THÉ Le prix moyen aux ventes aux enchères de Mombassa, mardi, a été légèrement en retrait par rapport à la semaine précédente, à $3,38 le kilo contre $ 3,40 pour un Broken Pekoe Ones. Les Best Broken Pekoe Ones (BP1) se sont vendues en moyenne à $ $3,96-$2,80 contre $3,80-$3 la semaine dernière, selon le rapport de marché d’Africa Tea Brokers (ATB) et le Best Pekoe Fanning Ones (PF1) à $3,18-$2,58 contre $3,16-$2,65 le kilo précédemment. .Ont été offerts à la vente 140 689 paquets dont 19,8% sont demeurés invendus, contre 146 155 paquets et 21,8% invendus. 
Le marché a été soutenu par les acheteurs du Yémen et d’autres pays du Proche-Orient, tandis que ceux du Pakistan, du Soudan, de l’Afghanistan, du Kazakhstan et de Russie ont été plus actifs que la semaine dernière. La Grande-Bretagne est moins active et continue à être sélective alors que l’Iran est à nouveau sur le marché.
Les recettes d’exportation du thé au Burundi ont chuté de 16% au premier trimestre par rapport aux 3 premiers mois de 2012, à $ 5,8 millions contre $ 6,9 millions.

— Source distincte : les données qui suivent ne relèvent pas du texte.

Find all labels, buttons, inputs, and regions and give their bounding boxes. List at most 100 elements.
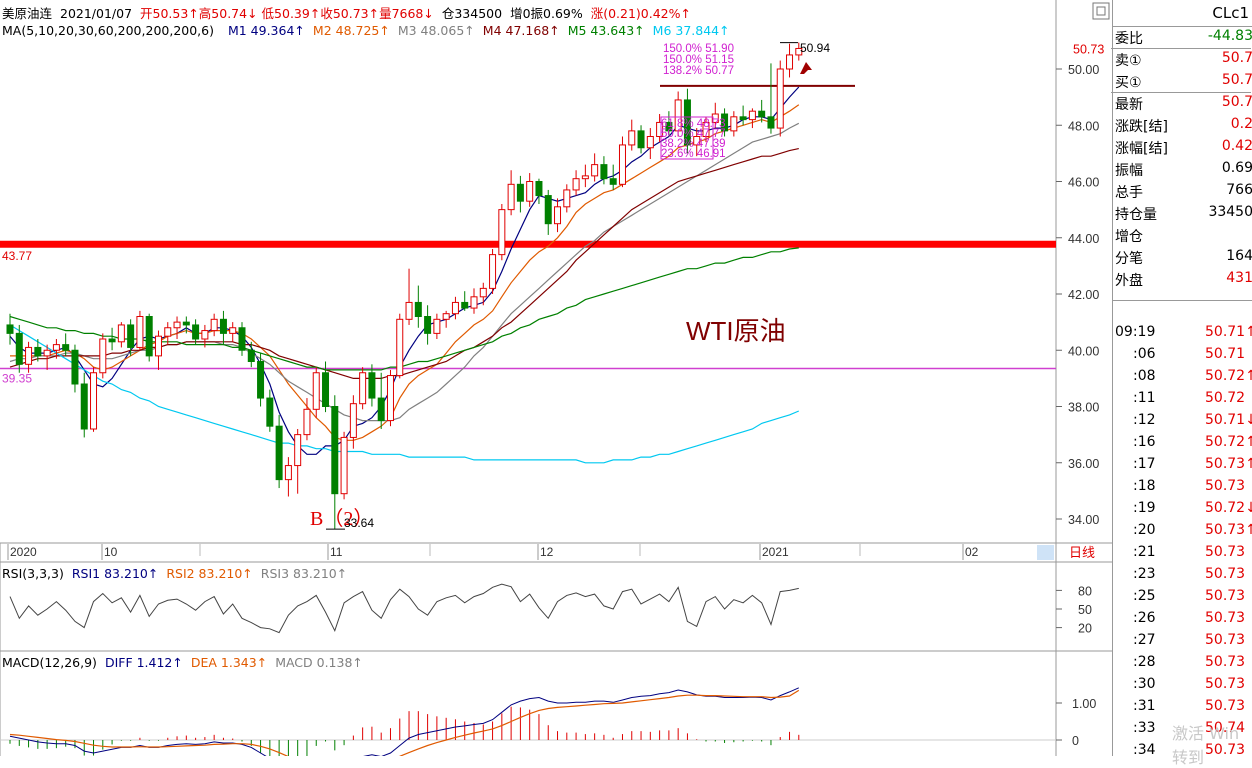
quote-row: 涨跌[结] 0.2: [1115, 116, 1252, 138]
ma-line-m3: [9, 122, 800, 422]
scroll-handle: [1037, 545, 1054, 560]
quote-row: 买① 50.7: [1115, 72, 1252, 94]
tick-time: :11: [1133, 390, 1156, 406]
candle-down: [322, 372, 330, 407]
candle-up: [405, 301, 413, 320]
tick-row: :17 50.73↑: [1115, 456, 1252, 478]
quote-value: 50.7: [1221, 94, 1252, 110]
candle-down: [247, 349, 255, 362]
price-badge: 50.73: [1073, 42, 1104, 56]
tick-row: :23 50.73: [1115, 566, 1252, 588]
tick-row: :11 50.72: [1115, 390, 1252, 412]
fib-upper-label: 138.2% 50.77: [663, 65, 734, 77]
quote-value: 50.7: [1221, 50, 1252, 66]
tick-time: :23: [1133, 566, 1156, 582]
rsi-legend-item: RSI2 83.210↑: [166, 566, 253, 581]
rsi-tick-label: 80: [1078, 584, 1092, 598]
ma-legend-item: M2 48.725↑: [312, 23, 390, 38]
close-price: 收50.73↑: [320, 6, 380, 21]
tick-price: 50.73: [1205, 478, 1246, 494]
rsi-legend: RSI(3,3,3) RSI1 83.210↑ RSI2 83.210↑ RSI3 8…: [2, 566, 355, 581]
tick-price: 50.72↓: [1205, 500, 1252, 516]
quote-value: 33450: [1208, 204, 1252, 220]
period-label: 日线: [1069, 545, 1095, 560]
x-tick-label: 12: [540, 545, 554, 559]
candle-up: [201, 330, 209, 340]
candle-up: [795, 47, 803, 56]
candle-up: [646, 136, 654, 149]
change-pct: 涨(0.21)0.42%↑: [590, 6, 691, 21]
tick-price: 50.73: [1205, 742, 1246, 758]
amplitude: 振0.69%: [530, 6, 583, 21]
y-tick-label: 34.00: [1068, 513, 1099, 527]
tick-row: :28 50.73: [1115, 654, 1252, 676]
candle-down: [461, 301, 469, 309]
candle-up: [507, 183, 515, 211]
quote-label: 涨跌[结]: [1115, 119, 1168, 135]
quote-panel: CLc1 委比 -44.83 卖① 50.7 买① 50.7 最新 50.7 涨跌[结] 0.2 涨…: [1111, 0, 1252, 758]
candle-down: [414, 301, 422, 317]
candle-down: [34, 346, 42, 357]
candle-up: [581, 175, 589, 180]
x-tick-label: 02: [965, 545, 979, 559]
candle-up: [656, 121, 664, 137]
tick-row: :06 50.71: [1115, 346, 1252, 368]
candle-up: [136, 316, 144, 348]
candle-up: [43, 349, 51, 357]
candle-up: [349, 403, 357, 438]
candle-up: [386, 375, 394, 422]
candle-up: [294, 434, 302, 467]
y-tick-label: 50.00: [1068, 63, 1099, 77]
candle-down: [192, 324, 200, 340]
quote-date: 2021/01/07: [60, 6, 133, 21]
quote-label: 外盘: [1115, 273, 1143, 289]
quote-panel-header: CLc1: [1113, 0, 1252, 27]
quote-value: 50.7: [1221, 72, 1252, 88]
quote-value: 0.2: [1230, 116, 1252, 132]
candle-down: [331, 406, 339, 495]
panel-divider: [1113, 300, 1252, 301]
wave-b-label: B（2）: [310, 507, 373, 530]
candle-down: [516, 183, 524, 202]
tick-price: 50.73: [1205, 610, 1246, 626]
candle-up: [479, 287, 487, 298]
price-badge-bg: [1057, 39, 1111, 57]
candle-up: [693, 136, 701, 146]
candle-up: [563, 189, 571, 208]
quote-row: 委比 -44.83: [1115, 28, 1252, 50]
candle-up: [229, 327, 237, 334]
candle-up: [526, 181, 534, 202]
tick-time: :16: [1133, 434, 1156, 450]
quote-row: 总手 766: [1115, 182, 1252, 204]
tick-row: :12 50.71↓: [1115, 412, 1252, 434]
quote-value: 431: [1226, 270, 1252, 286]
candle-down: [257, 361, 265, 399]
candle-up: [498, 209, 506, 256]
candle-down: [600, 164, 608, 180]
tick-row: :27 50.73: [1115, 632, 1252, 654]
tick-row: :25 50.73: [1115, 588, 1252, 610]
candle-up: [303, 408, 311, 436]
fib-upper-label: 150.0% 51.90: [663, 43, 734, 55]
quote-label: 买①: [1115, 75, 1142, 91]
tick-time: :31: [1133, 698, 1156, 714]
tick-time: :12: [1133, 412, 1156, 428]
quote-value: 0.69: [1221, 160, 1252, 176]
tick-price: 50.73: [1205, 588, 1246, 604]
rsi-title: RSI(3,3,3): [2, 566, 64, 581]
candle-up: [340, 436, 348, 495]
tick-time: :30: [1133, 676, 1156, 692]
tick-price: 50.73: [1205, 698, 1246, 714]
macd-title: MACD(12,26,9): [2, 655, 97, 670]
tick-time: :25: [1133, 588, 1156, 604]
tick-price: 50.73↑: [1205, 456, 1252, 472]
high-price: 高50.74↓: [198, 6, 258, 21]
quote-value: -44.83: [1207, 28, 1252, 44]
tick-time: :19: [1133, 500, 1156, 516]
quote-row: 持仓量 33450: [1115, 204, 1252, 226]
ma-legend-item: M6 37.844↑: [652, 23, 730, 38]
quote-label: 总手: [1115, 185, 1143, 201]
candle-up: [173, 321, 181, 329]
macd-legend: MACD(12,26,9) DIFF 1.412↑ DEA 1.343↑ MACD 0…: [2, 655, 371, 670]
fib-box: [660, 116, 714, 160]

La raison ? La baisse des prix sur le marché mondial, a expliqué hier l’Office du thé du Burundi (OTB). Toutefois, les volumes exportés au premier trimestre 2013 ont été de 1 965 966 kg, en forte baisse par rapport aux 2 485 768 kg sur la même période 2012, ce qui donne un prix au kilo, en fait, en hausse, de l’ordre de $ 2,9 en moyenne sur le début 2013 contre $ 2,7 début 2012. Le responsable à l’export de l’OTB, Joseph Marc Ndahigeze, a expliqué que les prix sur le marché régional avaient baissé à cause d’une hausse de la production, notamment au Kenya. « Suite à cette baisse des prix sur le marché, nous avons décidé de réduire nos volumes de ventes à l’export », a-t-il souligné. Le Burundi a, en effet, exporté 628 511 kg en mars contre 855 186 kg en mars 2012. Rappelons que 80% du thé burundais est vendu aux enchères de Mombassa au Kenya.